So, I continue to heal and have had no problems so far.  I’ve walked as much as threee quarters of a mile at a time.  And I’m intentionally walking just a bit slower than I could.  I’ve had no real problems with “food.”  (Tomorrow I get to start eating “soft” foods.  So far I’m on liquids — though pureed vegitable soup with no meat at all and very liquid cream of wheat and non fat yogart with no fruit bits do push the limits of liquid a bit.  I can have about a quarter of a cup of some combination of the above for each meal.)  I’m itching a bit.  But I’m not really hurting — though I do know I’m still wounded.  But so long as I exercise caution I seem to be fine.

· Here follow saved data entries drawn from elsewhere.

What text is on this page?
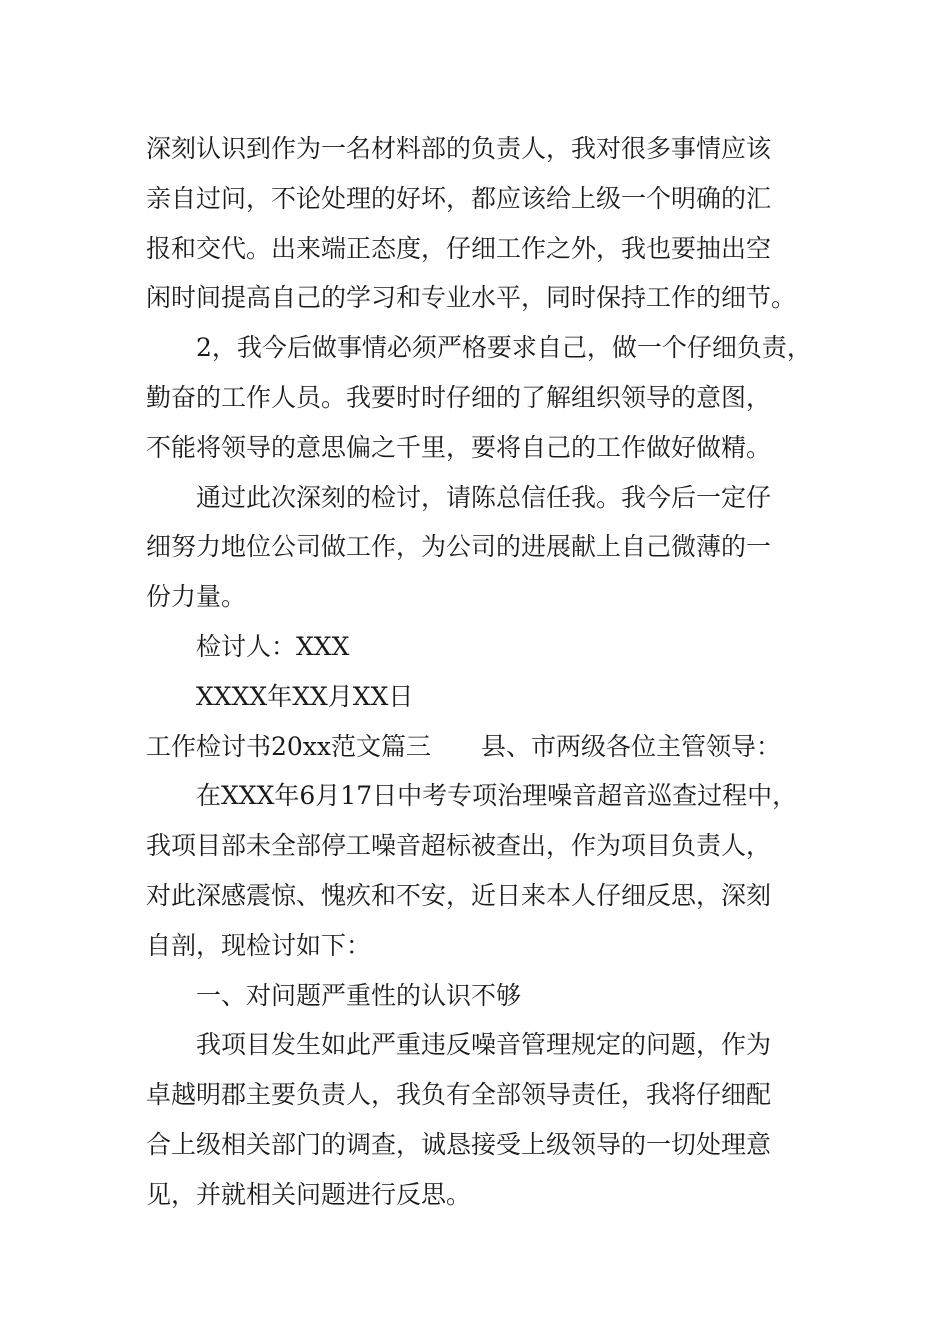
深刻认识到作为一名材料部的负责人，我对很多事情应该
亲自过问，不论处理的好坏，都应该给上级一个明确的汇
报和交代。出来端正态度，仔细工作之外，我也要抽出空
闲时间提高自己的学习和专业水平，同时保持工作的细节。
2，我今后做事情必须严格要求自己，做一个仔细负责，
勤奋的工作人员。我要时时仔细的了解组织领导的意图，
不能将领导的意思偏之千里，要将自己的工作做好做精。
通过此次深刻的检讨，请陈总信任我。我今后一定仔
细努力地位公司做工作，为公司的进展献上自己微薄的一
份力量。
检讨人：XXX
XXXX年XX月XX日
工作检讨书20xx范文篇三　　县、市两级各位主管领导：
在XXX年6月17日中考专项治理噪音超音巡查过程中，
我项目部未全部停工噪音超标被查出，作为项目负责人，
对此深感震惊、愧疚和不安，近日来本人仔细反思，深刻
自剖，现检讨如下：
一、对问题严重性的认识不够
我项目发生如此严重违反噪音管理规定的问题，作为
卓越明郡主要负责人，我负有全部领导责任，我将仔细配
合上级相关部门的调查，诚恳接受上级领导的一切处理意
见，并就相关问题进行反思。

In a way, I’m living in a bubble.  Anne is making most of my meals.  What I’m supposed to eat more or less magically appears when it’s time to eat.  So I’m not really cooking.  And I’m not trying to eat in public.  That’s going to be an adjustment.  I’m not sure how that’s going to work when I go to the Rotary dinner meeting — probably within a couple of weeks.  I find myself thinking about things I’d like to eat (not because I’m particularly hungry, but because eating good food has always been one of my life’s great pleasures) and then reminding myself that I’m probably not eating much of that in the future.  I drive by restaurants (well, Anne drives by, I’m along for the ride still) and start to imagine eating there.  And remind myself that I’m not likely to be eating out much for a while — and it’s going to be different when I do.  Or Anne makes sweet breads for our Mardi Gras luncheon, and I start to think it would be nice to have a bar of he bread.  Only that probably won’t be happening.

While I’m in the bubble, things are not really normalizing.  It’s not ordinary life.  When I get back to work, I’m going to have to work taking my vitamins and medications (much more challenging and time consuming than it used to be) part of my routines three times a day.  And I’m going to have to remember that things that were once automatic parts of how I lived have changed radically.

And some new things are funny.  One of my colleagues posted about their upcoming pancake supper.  And thinking to myself, I won’t be eating any of those any time soon, I commented, “what are pancakes?”  Which of course he didn’t get.  But it still seems funny to me.  And driving by In and Out Burger on a mini field trip, I commented to Anne that I guessed we wouldn’t be stopping for burgers.  To which she responded that she’d never hear the end of it if I died eating a hamburger.  Because her mom, when I was about two days home from the hospital, called to warn her that she’d heard some woman who had this surgery died before she left the hospital when she had her kids sneak her in a hamburger and she ate the whole thing.  (My mother in law gets caught up in all kinds of nuetricianal and medicinal stuff that she always seems to have a unique slant on.  She has savagely changed my father in law’s diet more than once.  And she always has a series of horror stories about how eating other than her way will turn out.)  Anyway, I told Anne it would almost be worth it!

Tomorrow, Anne has managed to secure me a doctor’s appointment — a week earlier than they would do for me.  I’m hoping to be cleared to drive.  And I’m hoping to be cleared to return to work next Monday.  Since I’m half time now, I can return somewhat slowly.  I’m thinking that’s where the rubber is going to begin to hit the road, and I really begin to figure out what the rest of my life is going to look like.  Meanwhile I’m taking a lot less diabetes medication (though showing no signs yet of being ready to go off all medications).  And after five days where my weight stubbornly remained five pounds over my weight the morning of my surgery, I have begun to lose weight (that shows up on the scale).

Meanwhile, I continue to get cards, prayers and good wishes.  And I am grateful for them.  And I feel good enough that I’m starting to feel like I don’t really need them anymore.  Though I know that I still have weeks to go before I’m healed and weeks to go before I’m beginning to eat my new “normal.”  So it’s a process.  And I’m in the middle of it still.  But the process is going well.